In her new Bravo series Odd Mom Out, Jill Kargman plays a woman who’s not entirely different from her real-life self. After all, Kargman is an Upper East Side mom, a successful writer and a familiar face on the New York social scene—and so is the TV Jill. But while the two women have a few things in common, to hear Kargman tell it, their differences are greater than their similarities.
Here, Kargman explains what went into creating the new series, how she found herself in front of the camera and why she can still be trusted with a secret—most of the time.
OK, so you’ve got a TV show about a woman whose life could be confused for yours. How much of your material is taken from your own existence?

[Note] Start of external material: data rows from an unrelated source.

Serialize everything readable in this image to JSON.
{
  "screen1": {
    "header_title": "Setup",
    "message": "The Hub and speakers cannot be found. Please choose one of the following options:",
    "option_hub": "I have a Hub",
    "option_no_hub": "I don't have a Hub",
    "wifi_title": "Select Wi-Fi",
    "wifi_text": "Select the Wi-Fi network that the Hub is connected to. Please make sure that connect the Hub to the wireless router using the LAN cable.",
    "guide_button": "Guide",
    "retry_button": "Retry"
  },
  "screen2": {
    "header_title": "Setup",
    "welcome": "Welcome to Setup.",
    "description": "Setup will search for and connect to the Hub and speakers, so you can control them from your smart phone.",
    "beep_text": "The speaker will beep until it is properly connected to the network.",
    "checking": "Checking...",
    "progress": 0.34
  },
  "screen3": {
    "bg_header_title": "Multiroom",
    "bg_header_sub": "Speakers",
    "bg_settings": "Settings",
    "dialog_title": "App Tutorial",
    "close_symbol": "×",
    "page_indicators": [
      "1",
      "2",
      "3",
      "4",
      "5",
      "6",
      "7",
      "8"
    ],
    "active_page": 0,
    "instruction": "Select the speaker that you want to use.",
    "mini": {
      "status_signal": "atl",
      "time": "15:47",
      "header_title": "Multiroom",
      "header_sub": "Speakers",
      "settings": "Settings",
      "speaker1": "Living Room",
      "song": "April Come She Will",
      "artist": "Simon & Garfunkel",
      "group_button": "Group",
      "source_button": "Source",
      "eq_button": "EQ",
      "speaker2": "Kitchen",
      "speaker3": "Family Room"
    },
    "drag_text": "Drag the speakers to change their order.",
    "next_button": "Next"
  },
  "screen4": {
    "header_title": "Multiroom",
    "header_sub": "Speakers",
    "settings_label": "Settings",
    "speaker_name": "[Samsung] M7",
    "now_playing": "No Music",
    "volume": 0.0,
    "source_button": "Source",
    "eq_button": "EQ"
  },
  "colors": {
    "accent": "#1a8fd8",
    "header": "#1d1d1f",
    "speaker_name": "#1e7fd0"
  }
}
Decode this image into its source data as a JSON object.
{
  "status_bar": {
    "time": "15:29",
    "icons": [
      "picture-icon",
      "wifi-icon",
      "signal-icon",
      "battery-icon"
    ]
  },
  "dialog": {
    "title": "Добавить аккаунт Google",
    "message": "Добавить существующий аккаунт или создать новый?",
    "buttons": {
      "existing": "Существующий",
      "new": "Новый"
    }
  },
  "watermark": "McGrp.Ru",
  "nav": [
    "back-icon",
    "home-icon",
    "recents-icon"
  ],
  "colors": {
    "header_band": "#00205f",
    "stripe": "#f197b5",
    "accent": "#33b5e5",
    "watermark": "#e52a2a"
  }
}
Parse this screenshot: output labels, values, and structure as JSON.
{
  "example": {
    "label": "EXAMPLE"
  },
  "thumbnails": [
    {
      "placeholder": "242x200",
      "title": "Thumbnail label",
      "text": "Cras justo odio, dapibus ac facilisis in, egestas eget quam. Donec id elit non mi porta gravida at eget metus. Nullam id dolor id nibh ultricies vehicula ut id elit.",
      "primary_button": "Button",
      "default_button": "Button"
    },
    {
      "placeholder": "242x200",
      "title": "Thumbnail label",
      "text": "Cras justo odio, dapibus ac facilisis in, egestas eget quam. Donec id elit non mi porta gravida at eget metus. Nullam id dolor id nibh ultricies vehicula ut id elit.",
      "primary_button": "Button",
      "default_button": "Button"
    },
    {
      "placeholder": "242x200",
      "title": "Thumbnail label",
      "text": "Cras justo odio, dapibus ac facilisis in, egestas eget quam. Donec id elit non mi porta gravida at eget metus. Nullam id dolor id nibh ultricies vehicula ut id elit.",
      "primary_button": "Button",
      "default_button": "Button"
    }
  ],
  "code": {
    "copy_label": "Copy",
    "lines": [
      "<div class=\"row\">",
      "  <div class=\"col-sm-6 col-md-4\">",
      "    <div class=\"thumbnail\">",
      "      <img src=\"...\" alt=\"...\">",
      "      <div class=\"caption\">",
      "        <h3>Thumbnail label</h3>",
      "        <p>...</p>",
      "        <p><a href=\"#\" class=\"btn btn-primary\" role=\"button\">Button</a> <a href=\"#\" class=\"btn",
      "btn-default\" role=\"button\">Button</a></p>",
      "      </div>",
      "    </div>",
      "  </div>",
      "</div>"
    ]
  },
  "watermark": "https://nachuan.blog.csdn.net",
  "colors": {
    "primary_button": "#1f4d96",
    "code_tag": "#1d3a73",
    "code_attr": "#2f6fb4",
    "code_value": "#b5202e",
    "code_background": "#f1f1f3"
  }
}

I don’t really pluck from real life, though there are anecdotes and things on the show that are real. It’s more about the excessive behavior and the hyperbole—like having four nannies and four kids—that’s real, but there are no characters based on any actual person. There aren’t even composites, though some characters might seem familiar to viewers because they’re just that type.
So people shouldn’t be afraid to tell you their secrets?
Well, the opening line of the show was real. Somebody was bitching to me when I ran into her. I asked, ‘How are you?’—just a simple question—and she was like, ‘I’m so stressed, I’m deciding over two sets of blueprints, I have a house in the Hamptons and a total gut job on Fifth Avenue and both contractors are driving me crazy.’
People would kill for her problems, but to her, she was really, truly stressed. I don’t think she realized it was strange behavior, and there are plenty of people who would sympathize with that, I just wasn’t one of them. I think problems are relative and people lose sight of that. But that’s fucking funny.
How did the process of creating Odd Mom Out begin?
All of my books have been optioned and none were made, so I just got to a point where I didn’t care anymore. NBC optioned Momzillas and it was never made, but at some point I met with Andy Cohen, and he introduced me to [Bravo exec] Lara Spotts, who kind of co-created the show with me. I had said to them, ‘Can’t you just reach over and take my books from NBC, because they’re your parent company? And they told me that is not how it works, so they read my essay collection Sometimes I Feel Like a Nut, which is my only nonfiction book, and we came up with Odd Mom Out. It was the most fun thing I’ve ever done, so much better than writing books and being alone all day.
What do you think it is about this subject matter that’s going to appeal to audiences?
Studying the elite is nothing new; I always devoured Edith Wharton and Jane Austen novels. I thought about the common cliché that all that glitters is not gold, and how there are these women who are swimming in wealth but are still miserable.
There’s something in this social media age where everyone is projecting perfection. This studied artifice of a Christmas card that used to come once a year with the perfect children, golden retriever and Hamptons house is now 365 days a year. And you just keep seeing this excess, people on their private planes and selfies in exotic locales, and I think it’s relevant to speak to that. But I’m not really trying to make a commentary; I’m just trying to be funny.
Had you always planned to work both in front of and behind the camera?
I loved acting when I was younger, and I was never not in a play in college. But I became so ambitious about work that I could never have that unreliability of that world. I saw girls who were talented, who were pretty and who couldn’t get jobs and were just trying to make ends meet in New York—that was not for me. So, I went into writing and that worked out for me really well. It’s only because I wrote my own material that it worked this way, but I don’t think I could’ve gotten to become an actress otherwise.
What was your favorite part of filming the first season?
It was bliss every day. Everyone would always ask, ‘How are you dealing with a 14-hour day?’ I would say, ‘What are you talking about? We’re making a show. I’m not fetching coffee!’
If I had to name one highlight, there’s an episode where I’m flirting with moving to Brooklyn because I’ve had it uptown. Then I actually go to Brooklyn and I learn that you’re trading one set of problems in for another, so I screech back to the Upper East Side and I’m so blissed out that there’s this whole surreal musical number: I’m being twirled around by a doorman, there are people with rhinoplasty, old people with walkers and tennis balls, Pilates balls, doormen with gilded epilates, nannies with Bugaboos and a huge chorus line in front of the steps of the Met. It was like a religious experience, I was so pleased. It was everything I imagined and more.